Keloğlan’ın Aklı Masalı – En Sevilen Keloğlan Masalları
Keloğlan bir gün dolaşırken bir bey’in ait konağın önünden geçiyormuş. Beyin güzeller güzeli kızını pencereden görünce ona aşık olmuş. Bu kızla evlenmek istiyormuş. Keloğlan kızı isteyecek kimsesi olmadığından beyin konağına giderek kızı kendine istemiş.
Bey kızını Keloğlan’a verir mi? Üstelik çok kızarak onu zindana attırmış. Bir gün padişah bu beye bir sopa göndermiş. Ondan sopanın hangi ucunun daha ağır olduğunu söylemesini istemiş. Bilemezse ona ağır bir şekilde cezalandıracağını bildirmiş.
Bey sopayı eline alarak dikkatlice incelemiş. Hangi ucun ağır olduğunu bir türlü anlayamamış. Hemen vezirlerini çağırarak durumu anlatmış. Onlar da ağır ucun hangisi olduğunu bir türlü anlayamamışlar. Bey ne kadar bilgin varsa konağına çağırıp onlardan ağır ucu bulmalarını istemiş. Fakat bilginler bir sonuca varamamışlar. Çünkü sopanın her iki ucuda aynı görünmekteymiş.
Bey soruya kimsenin bir cevap veremediğini görünce oturup kara kara düşünürken kızı gelmiş. Bir de zindanda yatan Keloğlan’a danışalım. Belki o bir çözüm bulabilir.” demiş. Bey çaresiz hemen Keloğlan’ı zindandan çıkararak ona olup bitenleri anlatmış.

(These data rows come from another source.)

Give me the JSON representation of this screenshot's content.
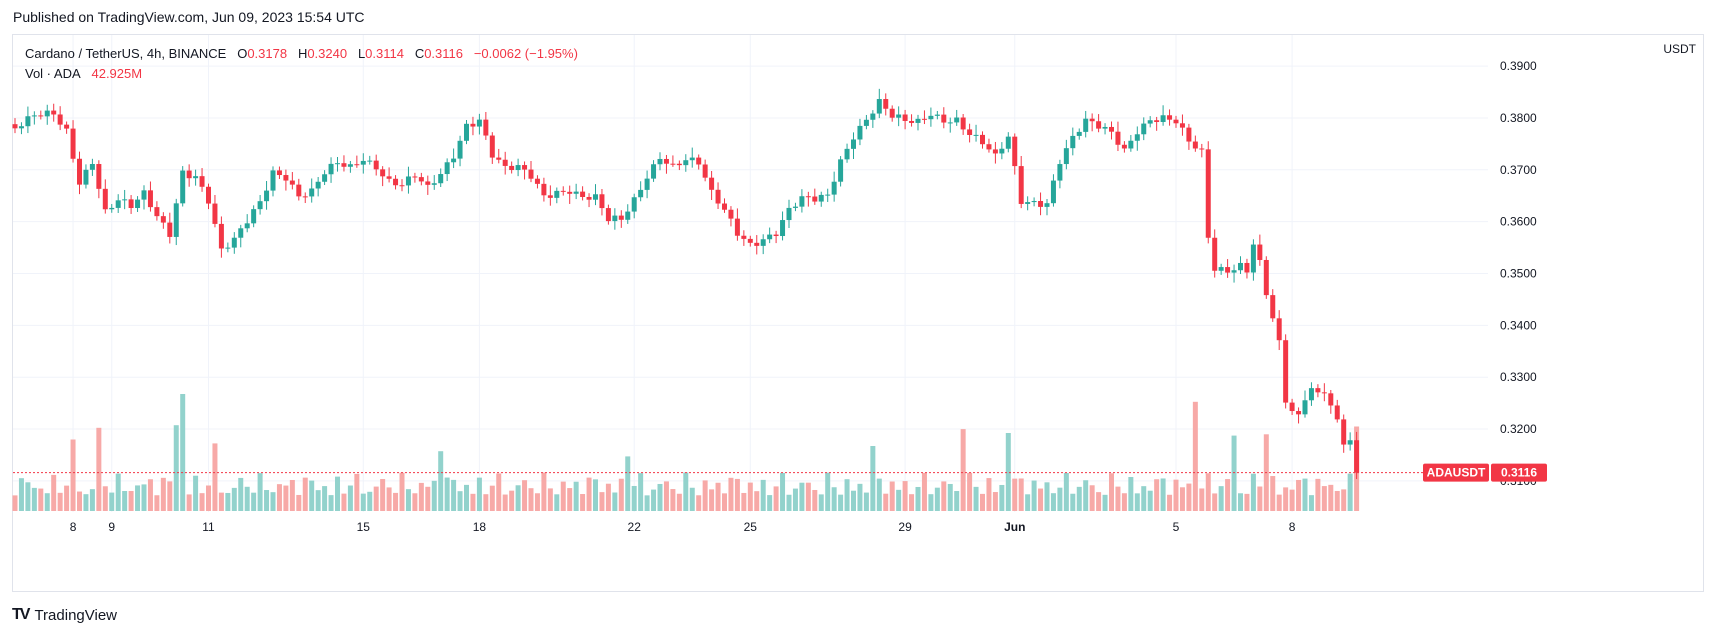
{
  "header": {
    "published": "Published on TradingView.com, Jun 09, 2023 15:54 UTC"
  },
  "legend": {
    "title": "Cardano / TetherUS, 4h, BINANCE",
    "o_label": "O",
    "o": "0.3178",
    "h_label": "H",
    "h": "0.3240",
    "l_label": "L",
    "l": "0.3114",
    "c_label": "C",
    "c": "0.3116",
    "change": "−0.0062 (−1.95%)",
    "vol_label": "Vol · ADA",
    "vol": "42.925M"
  },
  "axis": {
    "unit": "USDT"
  },
  "footer": {
    "brand": "TradingView"
  },
  "colors": {
    "up": "#26a69a",
    "down": "#f23645",
    "up_vol": "#92d2cc",
    "down_vol": "#f7a9a7",
    "grid": "#f0f3fa"
  },
  "chart_data": {
    "type": "candlestick",
    "symbol": "ADAUSDT",
    "last_price": "0.3116",
    "price_ticks": [
      "0.3100",
      "0.3200",
      "0.3300",
      "0.3400",
      "0.3500",
      "0.3600",
      "0.3700",
      "0.3800",
      "0.3900"
    ],
    "ylim": [
      0.304,
      0.396
    ],
    "x_ticks": [
      {
        "label": "8",
        "index": 9
      },
      {
        "label": "9",
        "index": 15
      },
      {
        "label": "11",
        "index": 30
      },
      {
        "label": "15",
        "index": 54
      },
      {
        "label": "18",
        "index": 72
      },
      {
        "label": "22",
        "index": 96
      },
      {
        "label": "25",
        "index": 114
      },
      {
        "label": "29",
        "index": 138
      },
      {
        "label": "Jun",
        "index": 155
      },
      {
        "label": "5",
        "index": 180
      },
      {
        "label": "8",
        "index": 198
      }
    ],
    "close_anchors": [
      [
        0,
        0.378
      ],
      [
        3,
        0.38
      ],
      [
        6,
        0.3805
      ],
      [
        8,
        0.3775
      ],
      [
        10,
        0.368
      ],
      [
        12,
        0.372
      ],
      [
        14,
        0.362
      ],
      [
        16,
        0.364
      ],
      [
        18,
        0.3625
      ],
      [
        20,
        0.365
      ],
      [
        22,
        0.361
      ],
      [
        24,
        0.358
      ],
      [
        26,
        0.37
      ],
      [
        28,
        0.369
      ],
      [
        30,
        0.364
      ],
      [
        32,
        0.354
      ],
      [
        34,
        0.356
      ],
      [
        36,
        0.36
      ],
      [
        38,
        0.364
      ],
      [
        40,
        0.37
      ],
      [
        42,
        0.369
      ],
      [
        44,
        0.365
      ],
      [
        46,
        0.3655
      ],
      [
        48,
        0.369
      ],
      [
        50,
        0.371
      ],
      [
        52,
        0.3705
      ],
      [
        54,
        0.3725
      ],
      [
        56,
        0.371
      ],
      [
        58,
        0.368
      ],
      [
        60,
        0.367
      ],
      [
        62,
        0.3685
      ],
      [
        64,
        0.366
      ],
      [
        66,
        0.369
      ],
      [
        68,
        0.373
      ],
      [
        70,
        0.379
      ],
      [
        72,
        0.38
      ],
      [
        74,
        0.373
      ],
      [
        76,
        0.37
      ],
      [
        78,
        0.37
      ],
      [
        80,
        0.3685
      ],
      [
        82,
        0.365
      ],
      [
        84,
        0.366
      ],
      [
        86,
        0.3665
      ],
      [
        88,
        0.365
      ],
      [
        90,
        0.3645
      ],
      [
        92,
        0.36
      ],
      [
        94,
        0.36
      ],
      [
        96,
        0.364
      ],
      [
        98,
        0.369
      ],
      [
        100,
        0.373
      ],
      [
        102,
        0.371
      ],
      [
        104,
        0.372
      ],
      [
        106,
        0.371
      ],
      [
        108,
        0.365
      ],
      [
        110,
        0.362
      ],
      [
        112,
        0.358
      ],
      [
        114,
        0.356
      ],
      [
        116,
        0.357
      ],
      [
        118,
        0.358
      ],
      [
        120,
        0.362
      ],
      [
        122,
        0.364
      ],
      [
        124,
        0.364
      ],
      [
        126,
        0.365
      ],
      [
        128,
        0.372
      ],
      [
        130,
        0.377
      ],
      [
        132,
        0.38
      ],
      [
        134,
        0.383
      ],
      [
        136,
        0.38
      ],
      [
        138,
        0.379
      ],
      [
        140,
        0.379
      ],
      [
        142,
        0.381
      ],
      [
        144,
        0.38
      ],
      [
        146,
        0.38
      ],
      [
        148,
        0.377
      ],
      [
        150,
        0.375
      ],
      [
        152,
        0.372
      ],
      [
        154,
        0.376
      ],
      [
        156,
        0.364
      ],
      [
        158,
        0.364
      ],
      [
        160,
        0.364
      ],
      [
        162,
        0.372
      ],
      [
        164,
        0.376
      ],
      [
        166,
        0.379
      ],
      [
        168,
        0.378
      ],
      [
        170,
        0.377
      ],
      [
        172,
        0.374
      ],
      [
        174,
        0.378
      ],
      [
        176,
        0.38
      ],
      [
        178,
        0.38
      ],
      [
        180,
        0.379
      ],
      [
        182,
        0.375
      ],
      [
        184,
        0.373
      ],
      [
        185,
        0.357
      ],
      [
        186,
        0.351
      ],
      [
        188,
        0.351
      ],
      [
        190,
        0.352
      ],
      [
        191,
        0.351
      ],
      [
        192,
        0.356
      ],
      [
        193,
        0.352
      ],
      [
        194,
        0.346
      ],
      [
        195,
        0.341
      ],
      [
        196,
        0.336
      ],
      [
        197,
        0.325
      ],
      [
        198,
        0.323
      ],
      [
        199,
        0.322
      ],
      [
        200,
        0.326
      ],
      [
        201,
        0.328
      ],
      [
        202,
        0.327
      ],
      [
        203,
        0.328
      ],
      [
        204,
        0.325
      ],
      [
        205,
        0.322
      ],
      [
        206,
        0.318
      ],
      [
        207,
        0.3178
      ],
      [
        208,
        0.3116
      ]
    ],
    "volume_peaks": [
      {
        "index": 9,
        "rel": 0.55
      },
      {
        "index": 13,
        "rel": 0.64
      },
      {
        "index": 25,
        "rel": 0.66
      },
      {
        "index": 26,
        "rel": 0.9
      },
      {
        "index": 31,
        "rel": 0.52
      },
      {
        "index": 66,
        "rel": 0.46
      },
      {
        "index": 95,
        "rel": 0.42
      },
      {
        "index": 133,
        "rel": 0.5
      },
      {
        "index": 147,
        "rel": 0.63
      },
      {
        "index": 154,
        "rel": 0.6
      },
      {
        "index": 183,
        "rel": 0.84
      },
      {
        "index": 189,
        "rel": 0.58
      },
      {
        "index": 194,
        "rel": 0.59
      },
      {
        "index": 208,
        "rel": 0.65
      }
    ]
  }
}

Keloğlanın aklına parlak bir fikir gelmiş. Sopayı suya atın. Hangi uç ağırsa suya batar demiş. Keloğlanın dediği gibi sopayı suyun içine bırakmışlar. Sopanın ağır olan ucu suyun içine batıvermiş. Bey buna çok sevinmiş. Ağır olan uca işaret koyup hemen padişaha yollamış. Padişah hemen beye haber yollamış. Soruyu bilen kişiyi sarayına çağırmış. Ona bir sorum daha var. Eğer doğru yanıtı bilemezse beyin kellesi gider. Demiş.
Bey keloğlanı yanına çağırıp olup bitenleri anlatmış. Kendisine yardımcı olmasını istemiş. Keloğlan bunu bir şartla kabul etmiş. Soruları bilip geri gelirsem kızını bana vereceksin. Bey, Keloğlan’ın şartını kabul etmek zorunda kalmış. Karşısına yaşlı birinin geleceğini sanan padişah, keloğlanı görünce şaşırmış. Beyin gönderdiği en akıllı sensin öyle mi? Diye ona takılmış.
Padişah sorusunu yöneltmiş. Bil bakalım sence gökyüzünde kaç tane yıldız var? Bizim eşeğin üzerindeki kıl sayısı kadar padişahım. Peki nereden biliyorsun? Diye yine sormuş padişah keloğulana. İnanmıyorsanız sayında görün padişahım demiş. Eşeğin kılları hiç sayılır mı? Bu yüzden Padişah cevabını doğru saymış ve çok beğenmiş. Ona bir deve yükü altın hediye etmiş.
Keloğlan zengin biri olarak beyin huzuruna çıkmış. Bey de ona hayatını kurtardığı için teşekkür etmiş. Verdiği sözü tutup kızını onunla evlendirmiş. O günden sonra Keloğlan mutlu bir hayat sürmüş.